Вот уже много лет, по почину Клопштока, сочиняют в Германии сносные гекзаметры. Фосс, тоже позволявший себе писать и такими гекзаметрами, все же кое-где намекал, что можно их писать и получше. Он был беспощаден и к собственным сочинениям и переводам, отлично принятым читающей Германией. Я и сам очень хотел писать гекзаметры, как учил Фосс, но это мне все не удавалось. Что касается Гердера и Виланда, то они относились к этим новациям как истые латитудинарцы: они не терпели упоминания об опытах Фосса, подчинившего гекзаметр строжайшим правилам, отчего он нередко звучал неловко. Публика тоже ставила прежние гекзаметры Фосса превыше новейших. Я же всегда имел доверие к старику, добросовестность и серьезность которого едва ли кем подвергалась сомнению, и, будь я моложе и менее занят, я бы уж наверное поехал к нему в Эутин, чтобы выведать у него секрет его гекзаметров. Дело в том, что при жизни великого Клопштока Фосс никогда бы не решился сказать ему прямо в лицо, что, не подчинив немецкого стихосложения строжайшим правилам, никогда не добьешься совершенных немецких стихов. Что он успел высказать по этому поводу, казалось мне сивилловыми темнотами. О том, как я мучился, стараясь понять его предисловие к «Георгикам» Вергилия, я и теперь вспоминаю с удовольствием; имею в виду свое честное рвение, но никак не его результаты.

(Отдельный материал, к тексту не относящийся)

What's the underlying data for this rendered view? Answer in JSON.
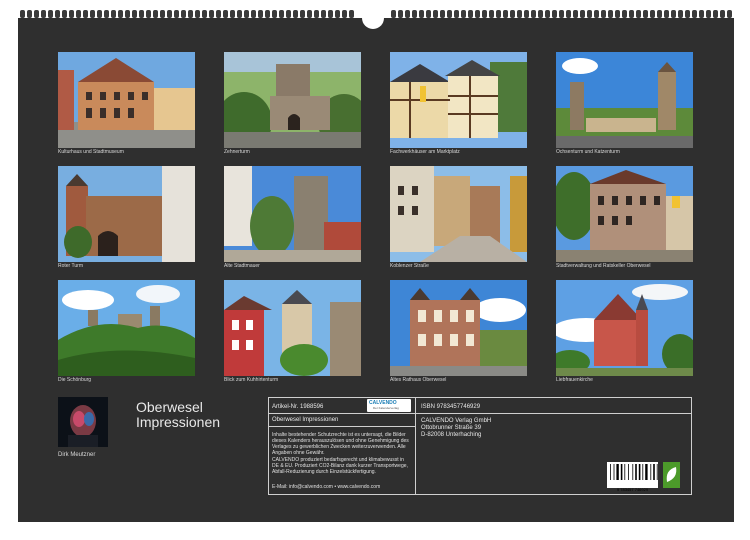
{
  "calendar": {
    "title_line1": "Oberwesel",
    "title_line2": "Impressionen",
    "author": "Dirk Meutzner"
  },
  "photos": [
    {
      "caption": "Kulturhaus und Stadtmuseum"
    },
    {
      "caption": "Zehnerturm"
    },
    {
      "caption": "Fachwerkhäuser am Marktplatz"
    },
    {
      "caption": "Ochsenturm und Katzenturm"
    },
    {
      "caption": "Roter Turm"
    },
    {
      "caption": "Alte Stadtmauer"
    },
    {
      "caption": "Koblenzer Straße"
    },
    {
      "caption": "Stadtverwaltung und Ratskeller Oberwesel"
    },
    {
      "caption": "Die Schönburg"
    },
    {
      "caption": "Blick zum Kuhhirtenturm"
    },
    {
      "caption": "Altes Rathaus Oberwesel"
    },
    {
      "caption": "Liebfrauenkirche"
    }
  ],
  "info": {
    "article": "Artikel-Nr. 1988596",
    "isbn": "ISBN 9783457746929",
    "product_title": "Oberwesel Impressionen",
    "publisher_name": "CALVENDO Verlag GmbH",
    "publisher_street": "Ottobrunner Straße 39",
    "publisher_city": "D-82008 Unterhaching",
    "legal1": "Inhalte bestehender Schutzrechte ist es untersagt, die Bilder dieses Kalenders herauszulösen und ohne Genehmigung des Verlages zu gewerblichen Zwecken weiterzuverwenden. Alle Angaben ohne Gewähr.",
    "legal2": "CALVENDO produziert bedarfsgerecht und klimabewusst in DE & EU. Produziert CO2-Bilanz dank kurzer Transportwege, Abfall-Reduzierung durch Einzelstückfertigung.",
    "contact": "E-Mail: info@calvendo.com • www.calvendo.com",
    "badge_name": "CALVENDO",
    "badge_sub": "Der Kalenderverlag",
    "barcode_number": "9 783457 746929"
  },
  "colors": {
    "sheet": "#2f2f2f",
    "accent_blue": "#1a7db5",
    "leaf_green": "#4c9a2a"
  }
}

Я отлично сознавал, что мое обучение и образование может быть только практическим. Поэтому-то я и радовался случаю написать несколько тысяч гекзаметров, которые, в силу достоинства содержания поэмы, не могут не прийтись по вкусу читателям и не станут лишь преходящей ценностью, даже вопреки моей несовершенной технике. То, что в них подлежит осуждающей критике, со временем выяснится. Итак, я переводил «Рейнеке-лиса», уделяя этому труду, благородному уже в процессе работы, каждый свободный час, попутно достраивая и меблируя мое жилье и не думая о том, что меня ждет в будущем, хотя о том и нетрудно было догадаться.
Как ни далеко мы находились здесь у себя, на востоке, от великих мировых событий, уже и в здешних краях стали появляться предвестники наших изгнанных западных соседей; казалось, они высматривают, где им удастся себе сыскать гостеприимное убежище, которое им обеспечит должный прием и защиту. Хотя их пребывание было только мимолетным, они сумели — пристойным, терпеливо-уживчивым поведением, готовностью примириться с судьбой, а также решимостью честным трудом поддерживать свое существование — снискать симпатии всех и каждого и добиться того, что, глядя на них, предавались забвению пороки и проступки прочей массы французских эмигрантов и былая настороженная к ним неприязнь обратилась в благоволение. Это положительно сказалось и на судьбе тех, кто прибывал сюда позднее и впоследствии обосновался в Тюрингии; достаточно назвать имена Муньи и Камилла Жордана, чтобы оправдать наше изменившееся мнение о всей французской колонии — пусть не все были равны названным нами лицам, но отнюдь не были их недостойны.